At 9 Bob, I met so many people who’d felt the same call as me at some point int he past six months. Each had their own story. I saw people who’d canvassed with me over the course of those months, and it felt strangely like a reunion. It was like reaping the bounty of a slow patient labor, where all the little moments along the way presented themselves to you all at once and you realized how much you had done, not just for the campaign, but for yourself. New York, and the world, became a more familiar and more friendly place, with each fellow volunteer and each encounter at the door. In a club full of canvassers, everyone there was just happy to connect with each other, to celebrate what we had done and the power that we’d discovered together. Though no one knew what would happen, even then we had the sense that we’d discovered something special; even if Zohran didn’t win, we had a sense of what was possible when people felt empowered and organized.
Then it shot through the room not even a full hour after polls had closed: “Cuomo conceded.”
That night, many drinks deep, hugging my co field-leads, we all had the feeling of what it was like not only to be alive for history, but to be a participant in it, an agent in it. We, who were so used to losing, proved to ourselves it was possible to be victorious. We felt like superheroes. I kept telling people, shit-faced, “I feel like we’re in a Tolstoy novel!”
I can’t speak for all the other volunteers who decided to get involved with Zohran’s campaign, whenever they did, and I don’t in any way speak on behalf of Zohran’s campaign.
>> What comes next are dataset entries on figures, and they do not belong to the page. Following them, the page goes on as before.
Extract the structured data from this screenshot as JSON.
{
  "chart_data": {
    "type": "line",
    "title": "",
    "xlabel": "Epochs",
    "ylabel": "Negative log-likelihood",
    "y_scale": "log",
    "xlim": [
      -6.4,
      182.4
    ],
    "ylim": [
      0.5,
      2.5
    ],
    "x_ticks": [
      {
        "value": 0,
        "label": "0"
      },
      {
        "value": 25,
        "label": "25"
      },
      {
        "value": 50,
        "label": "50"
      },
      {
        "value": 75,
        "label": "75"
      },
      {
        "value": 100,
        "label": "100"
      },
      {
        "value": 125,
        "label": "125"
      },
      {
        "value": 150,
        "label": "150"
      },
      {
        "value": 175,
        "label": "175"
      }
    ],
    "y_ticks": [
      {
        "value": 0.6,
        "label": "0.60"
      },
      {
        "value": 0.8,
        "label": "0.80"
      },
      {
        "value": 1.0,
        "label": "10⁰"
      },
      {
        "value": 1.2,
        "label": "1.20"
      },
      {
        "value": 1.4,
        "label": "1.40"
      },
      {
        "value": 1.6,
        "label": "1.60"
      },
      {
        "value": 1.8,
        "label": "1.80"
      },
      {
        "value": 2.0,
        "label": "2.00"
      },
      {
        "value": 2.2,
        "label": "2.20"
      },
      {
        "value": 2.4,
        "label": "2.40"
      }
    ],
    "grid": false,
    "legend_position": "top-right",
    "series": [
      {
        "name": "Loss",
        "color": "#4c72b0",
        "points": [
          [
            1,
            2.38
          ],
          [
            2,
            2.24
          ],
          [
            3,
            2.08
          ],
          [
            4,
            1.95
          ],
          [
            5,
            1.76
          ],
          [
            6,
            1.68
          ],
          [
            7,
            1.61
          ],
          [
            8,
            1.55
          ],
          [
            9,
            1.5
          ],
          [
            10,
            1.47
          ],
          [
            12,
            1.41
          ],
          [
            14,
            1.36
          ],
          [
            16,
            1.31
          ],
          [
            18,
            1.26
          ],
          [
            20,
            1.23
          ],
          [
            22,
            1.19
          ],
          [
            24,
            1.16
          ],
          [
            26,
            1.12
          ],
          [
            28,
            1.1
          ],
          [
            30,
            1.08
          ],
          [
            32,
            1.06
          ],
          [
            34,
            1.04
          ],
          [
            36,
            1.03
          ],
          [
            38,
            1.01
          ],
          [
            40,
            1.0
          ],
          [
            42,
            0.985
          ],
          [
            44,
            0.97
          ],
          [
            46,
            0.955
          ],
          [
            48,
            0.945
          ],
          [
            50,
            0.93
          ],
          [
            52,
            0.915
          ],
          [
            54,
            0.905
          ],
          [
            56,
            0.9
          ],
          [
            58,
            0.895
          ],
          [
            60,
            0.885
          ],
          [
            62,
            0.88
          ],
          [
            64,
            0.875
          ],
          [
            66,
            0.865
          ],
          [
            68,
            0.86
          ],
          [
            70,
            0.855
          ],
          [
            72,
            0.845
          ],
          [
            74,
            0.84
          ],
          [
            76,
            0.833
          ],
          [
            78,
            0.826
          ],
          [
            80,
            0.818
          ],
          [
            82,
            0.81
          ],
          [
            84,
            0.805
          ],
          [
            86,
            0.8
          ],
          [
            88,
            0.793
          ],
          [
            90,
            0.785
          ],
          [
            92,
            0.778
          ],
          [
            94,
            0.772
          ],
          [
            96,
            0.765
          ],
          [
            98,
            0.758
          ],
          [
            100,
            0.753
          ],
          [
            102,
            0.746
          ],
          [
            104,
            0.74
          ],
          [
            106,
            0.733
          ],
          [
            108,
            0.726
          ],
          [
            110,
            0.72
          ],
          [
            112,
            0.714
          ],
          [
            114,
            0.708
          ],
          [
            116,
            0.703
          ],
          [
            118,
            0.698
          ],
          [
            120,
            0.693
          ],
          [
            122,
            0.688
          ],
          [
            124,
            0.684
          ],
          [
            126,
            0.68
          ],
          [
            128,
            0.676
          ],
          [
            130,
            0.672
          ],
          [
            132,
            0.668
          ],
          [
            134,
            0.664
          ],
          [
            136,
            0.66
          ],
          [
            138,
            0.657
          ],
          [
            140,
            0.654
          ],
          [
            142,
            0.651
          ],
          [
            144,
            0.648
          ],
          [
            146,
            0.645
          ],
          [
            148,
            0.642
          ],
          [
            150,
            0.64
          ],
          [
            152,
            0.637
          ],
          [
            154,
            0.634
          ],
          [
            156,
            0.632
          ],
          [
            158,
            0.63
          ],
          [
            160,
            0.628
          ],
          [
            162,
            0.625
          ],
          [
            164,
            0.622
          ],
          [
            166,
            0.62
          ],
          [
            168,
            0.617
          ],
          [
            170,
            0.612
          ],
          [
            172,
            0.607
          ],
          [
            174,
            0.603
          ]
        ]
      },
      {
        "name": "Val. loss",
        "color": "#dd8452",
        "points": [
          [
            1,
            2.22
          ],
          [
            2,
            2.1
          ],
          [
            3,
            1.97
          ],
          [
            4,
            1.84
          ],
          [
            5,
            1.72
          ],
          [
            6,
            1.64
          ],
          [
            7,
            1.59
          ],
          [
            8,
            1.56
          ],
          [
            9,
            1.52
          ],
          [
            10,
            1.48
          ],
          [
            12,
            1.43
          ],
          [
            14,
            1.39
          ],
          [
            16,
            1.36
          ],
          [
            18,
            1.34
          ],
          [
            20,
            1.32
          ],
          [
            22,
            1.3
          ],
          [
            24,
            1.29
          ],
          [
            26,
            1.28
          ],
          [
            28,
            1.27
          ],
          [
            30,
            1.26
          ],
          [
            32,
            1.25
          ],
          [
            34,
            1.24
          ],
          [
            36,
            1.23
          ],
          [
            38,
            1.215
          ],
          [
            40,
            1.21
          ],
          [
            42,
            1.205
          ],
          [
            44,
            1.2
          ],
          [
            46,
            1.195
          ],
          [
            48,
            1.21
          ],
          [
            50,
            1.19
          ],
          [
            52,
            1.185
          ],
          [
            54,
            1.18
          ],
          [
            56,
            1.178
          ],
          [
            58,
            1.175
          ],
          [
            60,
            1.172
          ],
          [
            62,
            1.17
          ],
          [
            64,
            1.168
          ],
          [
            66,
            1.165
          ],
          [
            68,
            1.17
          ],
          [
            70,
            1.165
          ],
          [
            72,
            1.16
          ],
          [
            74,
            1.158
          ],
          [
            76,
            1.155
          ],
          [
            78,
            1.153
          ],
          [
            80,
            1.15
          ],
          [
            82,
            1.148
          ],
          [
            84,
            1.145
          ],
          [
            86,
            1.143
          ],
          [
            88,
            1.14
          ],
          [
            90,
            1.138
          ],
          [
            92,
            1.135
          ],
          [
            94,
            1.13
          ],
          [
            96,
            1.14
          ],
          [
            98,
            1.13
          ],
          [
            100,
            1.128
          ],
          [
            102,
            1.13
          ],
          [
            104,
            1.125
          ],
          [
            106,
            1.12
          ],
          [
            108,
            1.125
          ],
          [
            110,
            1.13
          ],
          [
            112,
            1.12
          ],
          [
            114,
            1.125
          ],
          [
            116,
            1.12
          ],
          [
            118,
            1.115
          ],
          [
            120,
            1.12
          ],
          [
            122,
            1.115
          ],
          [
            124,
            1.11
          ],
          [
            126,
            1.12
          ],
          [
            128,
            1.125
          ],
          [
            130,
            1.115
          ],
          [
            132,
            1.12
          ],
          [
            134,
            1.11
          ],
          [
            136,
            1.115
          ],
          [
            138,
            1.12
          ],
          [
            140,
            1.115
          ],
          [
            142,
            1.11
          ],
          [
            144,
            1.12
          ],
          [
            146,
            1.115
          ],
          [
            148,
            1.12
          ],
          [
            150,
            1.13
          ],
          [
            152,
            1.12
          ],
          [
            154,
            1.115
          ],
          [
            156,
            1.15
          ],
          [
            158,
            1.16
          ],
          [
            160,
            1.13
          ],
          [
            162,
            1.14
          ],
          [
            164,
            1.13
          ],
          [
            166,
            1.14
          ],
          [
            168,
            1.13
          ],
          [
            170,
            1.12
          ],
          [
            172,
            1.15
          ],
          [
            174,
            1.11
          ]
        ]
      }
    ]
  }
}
I only speak for myself, when I tell anyone why I support him. If you asked me why I support Zohran’s campaign, and believe he’s the mayor we need to make New York City a shining beacon for a bright future that signals to the world that our generation, that the young can do incredible things that previous generations never could— It’s not simply because of Zohran. It’s because he created the conditions for a reality to manifest, a reality where each and every person can experience what it’s like to feel empowered, what it’s like to work in community, in solidarity.
Zohran’s campaign is a demonstration that money is not what makes the world go round, which is a lie we’ve been fed for generations. Zohran’s campaign is a demonstration that love really does it all. Canvassing won his campaign, and will win it again in November. Canvassing will win every time, because it is a victory in itself, a fundamental act of caring about someone else.
This is definitely an exaggeration: that said, I believe everyone who canvassed for Zohran in the democratic primary has the feeling as though they personally have changed history and possibly saved the world and lit a very bright light into the world. Maybe that’s just the Ayahuasca talking. Truthfully, I have been overwhelmed and slightly addicted to watching the billionaires and powerful elite panic over the potential of Mamdani getting elected. It has felt to me as though, because I was simply brave enough to take a chance on believing that I was personally responsible for making the world a better place, I have proven to myself just what I am capable of. I wouldn’t be surprised if every person who volunteered for Zohran’s campaign feels some share of that. I know even the people who simply watched what we did have also been woken up by the proof of what is possible, and have started to take those brave easy first steps towards believing that they have power to change things.
For anyone who has become sick of watching the world collapse, Canvassing is the best antidote.
Powerlessness is over; great power and responsibility is in, for each and every one of us, together.